In this history of Republican politics and American history since the 1950s, Mr. Kabaservice describes in detail “the GOP’s slow and painful transformation … into an organization entirely dominated by ideological conservatives.” But why is this transformation “slow and painful,” unless the author views conservatism as the equivalent of some sort of debilitating disease within American politics and culture?
Furthermore, if conservatism is indeed the negation of ideology, as conservative giant Russell Kirk repeatedly claimed, then the “ideological conservatism” so plainly loathed by Mr. Kabaservice must be something other than the reverential view of life held by those who tend to be guided by the wisdom of their ancestors rather than by abstract speculation.
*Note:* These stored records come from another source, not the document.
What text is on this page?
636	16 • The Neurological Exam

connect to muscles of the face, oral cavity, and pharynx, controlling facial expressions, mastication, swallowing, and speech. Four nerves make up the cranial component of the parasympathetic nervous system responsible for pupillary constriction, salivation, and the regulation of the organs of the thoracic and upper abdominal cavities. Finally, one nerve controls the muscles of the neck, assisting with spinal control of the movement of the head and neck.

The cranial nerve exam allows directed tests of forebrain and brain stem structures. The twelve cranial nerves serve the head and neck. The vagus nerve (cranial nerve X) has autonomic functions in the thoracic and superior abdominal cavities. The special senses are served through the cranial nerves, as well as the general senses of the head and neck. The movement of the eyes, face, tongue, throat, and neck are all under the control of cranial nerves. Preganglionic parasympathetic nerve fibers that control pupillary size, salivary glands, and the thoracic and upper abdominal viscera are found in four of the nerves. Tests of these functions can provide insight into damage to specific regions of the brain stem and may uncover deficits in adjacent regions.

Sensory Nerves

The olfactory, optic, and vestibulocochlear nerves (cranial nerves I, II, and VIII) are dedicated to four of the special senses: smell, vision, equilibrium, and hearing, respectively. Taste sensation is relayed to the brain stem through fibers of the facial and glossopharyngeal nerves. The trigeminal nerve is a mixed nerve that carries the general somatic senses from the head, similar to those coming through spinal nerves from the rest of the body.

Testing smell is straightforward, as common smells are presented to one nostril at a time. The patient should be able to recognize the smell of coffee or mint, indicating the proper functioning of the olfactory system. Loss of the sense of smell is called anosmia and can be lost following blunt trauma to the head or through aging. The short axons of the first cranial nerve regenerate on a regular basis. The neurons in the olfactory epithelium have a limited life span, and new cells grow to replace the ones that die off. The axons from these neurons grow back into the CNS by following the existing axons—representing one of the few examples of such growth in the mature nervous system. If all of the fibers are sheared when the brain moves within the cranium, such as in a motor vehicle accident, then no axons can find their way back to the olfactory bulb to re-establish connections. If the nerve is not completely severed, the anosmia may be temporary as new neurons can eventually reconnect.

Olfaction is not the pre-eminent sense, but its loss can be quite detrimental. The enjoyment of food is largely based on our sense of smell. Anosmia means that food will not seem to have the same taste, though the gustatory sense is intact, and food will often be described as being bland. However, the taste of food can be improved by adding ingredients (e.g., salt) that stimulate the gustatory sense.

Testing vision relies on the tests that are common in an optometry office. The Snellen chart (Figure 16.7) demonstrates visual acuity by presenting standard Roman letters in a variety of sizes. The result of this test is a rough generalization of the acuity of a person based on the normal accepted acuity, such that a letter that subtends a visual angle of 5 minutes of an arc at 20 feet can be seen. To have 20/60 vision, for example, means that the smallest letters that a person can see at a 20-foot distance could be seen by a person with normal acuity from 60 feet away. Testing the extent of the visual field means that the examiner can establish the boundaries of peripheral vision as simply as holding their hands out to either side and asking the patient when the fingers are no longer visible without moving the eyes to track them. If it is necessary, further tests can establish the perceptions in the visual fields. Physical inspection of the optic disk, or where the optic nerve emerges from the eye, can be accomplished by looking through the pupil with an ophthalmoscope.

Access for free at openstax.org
It is something different indeed. For while there truly have been a great number of scoundrels who have called themselves conservative from roughly 1945 till today, not all have been rotters. This distinction is not at all clear to the author of “Rule and Ruin.” During the course of his book - so largely accurate in many areas, though somewhat selective in the filtering of facts - Mr. Kabaservice indicates that he holds to an ill-defined idea of conservatism as a militaristic, nativist, tight-fisted “ideology” that is embraced by very bad people.
His view of conservatives corresponds roughly to that of the Earth’s people in a 1950s science-fiction movie about space invaders: the creatures are out there, they’re not nice, they mean us harm and we normal people just wish they’d go away.
The author is too knowledgeable and possesses too much sense to hold up the Democratic Party as a contrasting model of moderation and restraint, knowing that the nation’s oldest political party long ago departed from the limited government ideas of the party espoused by Thomas Jefferson. He holds his peace on that score, but applies the tar brush to every Republican who crowds under the tent flaps of conservatism as a force for destructiveness. The conservatives portrayed by Mr. Kabaservice are little short of a rampaging mob brandishing torches, pitchforks and (most dangerously) ballots. Some of these individuals known personally by this reviewer are unrecognizable: the eloquent William A. Rusher, for one, is depicted as a raging nut - something he never was.
Against the confounded conservatives, in diminishing numbers, stand the “moderates,” who merely want to split the difference between liberals and conservatives, offering up the New Society Lite, with modest (but ever-rising) tax increases and modest (but ever-tightening) regulation. The moderates Mr. Kabaservice describes - former New York Mayor John V. Lindsay, former Delaware Gov. Mike Castle, and others - are portrayed throughout “Rule and Ruin” as voices of elevated political diplomacy and high-minded civic virtue. Life and politics are seldom so neatly divided, except within the cozy confines of the faculty lounge.
“The Founding Fathers,” the author warns in his conclusion, “steeped in classical history and morality, feared that American might fall as the Roman Republic had if it failed to guard against the corrosive forces of corruption, petty interests and the unrestrained zeal of faction. George Washington called upon his fellow citizens to show ’mutual forbearance’ and follow ’a middle course.’ America’s very survival as a republic may depend on its ability to maintain a political system that can balance the nation’s massive needs and its great but finite resources, represent all of its people, and reflect what the first Republican president called ’the better angels of our nature.’ “
These are sound words which form a remarkably conservative statement, if by “middle course” we understand Washington to have meant a prudent course steered between the Scylla of political extremism and the Charybdis of indifference. In the same way that it is possible to be all in favor of individuality while being against the social atomism of individualism, so is it possible to be in favor of prudent political decisions and behavior while steering clear of merely drifting with the tide toward statism under the mantle of a falsely named “moderation.”
“Rule or Ruin” offers a stark warning against extremism and the dangers of political imbalance while failing to distinguish the peril of falsely yelling “wolf!” amid a world in which wolves really do lurk.
James E. Person Jr. is the author of “Russell Kirk: A Critical Biography of a Conservative Mind” (Madison Books, 1999).